P-325 - ROBOTIC VERSUS LAPAROSCOPIC SURGERY FOR RECTAL CANCER: A COMPARATIVE COSTS-EFFECTIVENESS STUDY
Hospital de Madrid Norte-Sanchinarro, Madrid.
Introduction: Even if the clinical outcomes of robotic rectal resections are under investigation, the related robotic costs have not yet been well addressed, and the differences between the robotic rectal resection costs and the laparoscopic approach are still not well known. We have therefore performed a prospective comparative study of robotic rectal resections (RRR) and laparoscopic rectal resections (LRR) performed at our centre with the aim to evaluate the cost-effective outcomes of robotic versus laparoscopic surgery.
Methods: This is an observational, comparative prospective non-randomized study which includes patients that underwent laparoscopic and robotic rectal resection reaching a minimum of 6 months of follow up from February 2014 to March 2018, at the Sanchinarro University Hospital, Madrid. An independent company performed the financial analysis and fixed costs were excluded. Outcome parameters included surgical and post-operative costs, quality adjusted life years (QALY), and incremental cost per QALY gained or the incremental cost effectiveness ratio (ICER). The primary end-point was to compare clinical outcome as well as cost effectiveness study between both groups. Data has been recorded in a SPSS Statistics Version 20.0 database. To compare the means of the quantitative variables when the variables followed a normal distribution, a variance analysis and a Student’s t-test were used. For the rest of the variables, both Mann-Whitney and Kruskal-Wallis tests were performed. Statistical significance was defined as having a p < 0.05. A sensitivity analysis was carried out in order to propagate the uncertainty of the estimations to the results of the model. We use a multivariate and stochastic sensitivity analysis performed by 5,000 Monte Carlo simulations. The cost-effectiveness plane was used to represent all pairs of solutions of the model. We also computed a cost-effectiveness acceptability curve which plots the probability that the RRR was cost-effective relative to LRR over a reasonable range of levels of willingness-to-pay. A willingness-to-pay of 20,000 € and 30,000 € per QALY was used as a threshold to recognize which treatment was most cost-effective.
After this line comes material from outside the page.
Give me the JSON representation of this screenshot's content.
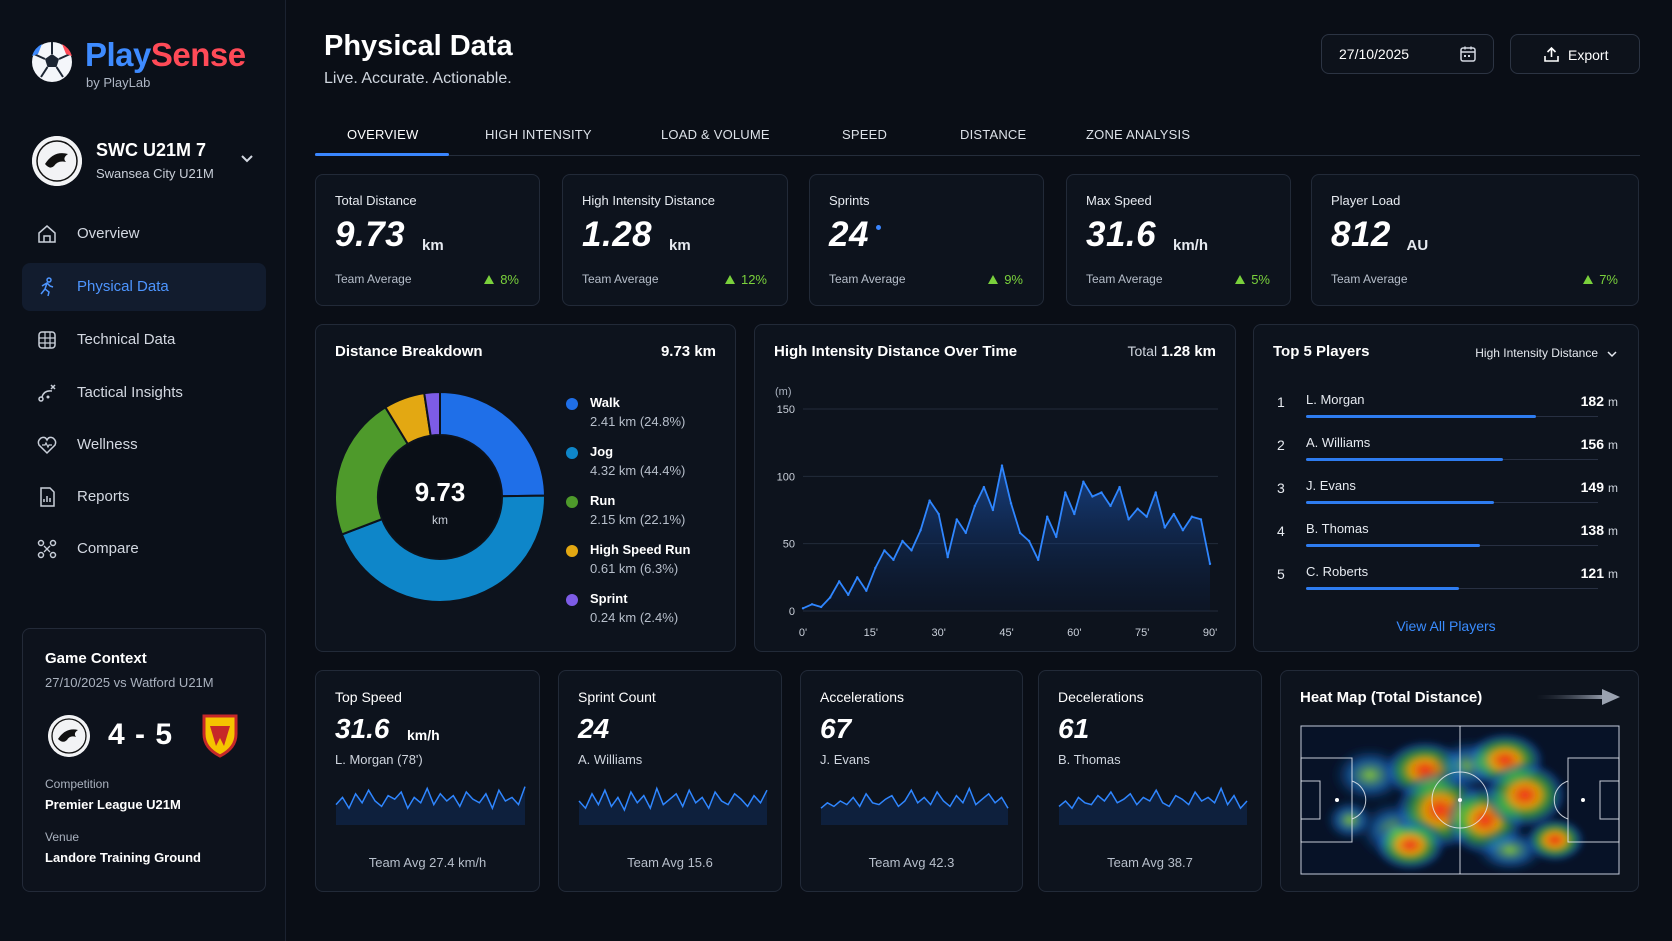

Results: A total of 86 RRR and 112 LRR were included. The mean operative time was significantly lower in the LRR approach (336 vs 283 min; p = 0.001). The main pre-operative data, overall morbidity, hospital stay and oncological outcomes were similar in both groups, except for the readmission rate (RRR: 5.8%, LRR: 11.6%; p = 0.001). The mean operative costs were higher for RRR (4,285.16 vs 3,506.11€; p = 0.04); however, the mean overall costs were similar (7,279.31€ for RRR and 6,879.8€ for the LLR; p = 0.44). Mean QALYs at 1 year for RRR group (0.5624) was higher than that associated with LRR (0.5066) (p = 0.018). At a willingness-to-pay threshold of 20,000 € and 30,000 €, there was a 61.18% and 64.09% probability that RRR group was cost-effective relative to LRR approach.
Conclusions: The novelty of the present study is to evaluate the cost-effectiveness of RRR compared with LRR. This study provides data of cost-effectiveness differences between RRR and LRR approach showing a benefit for the RRR.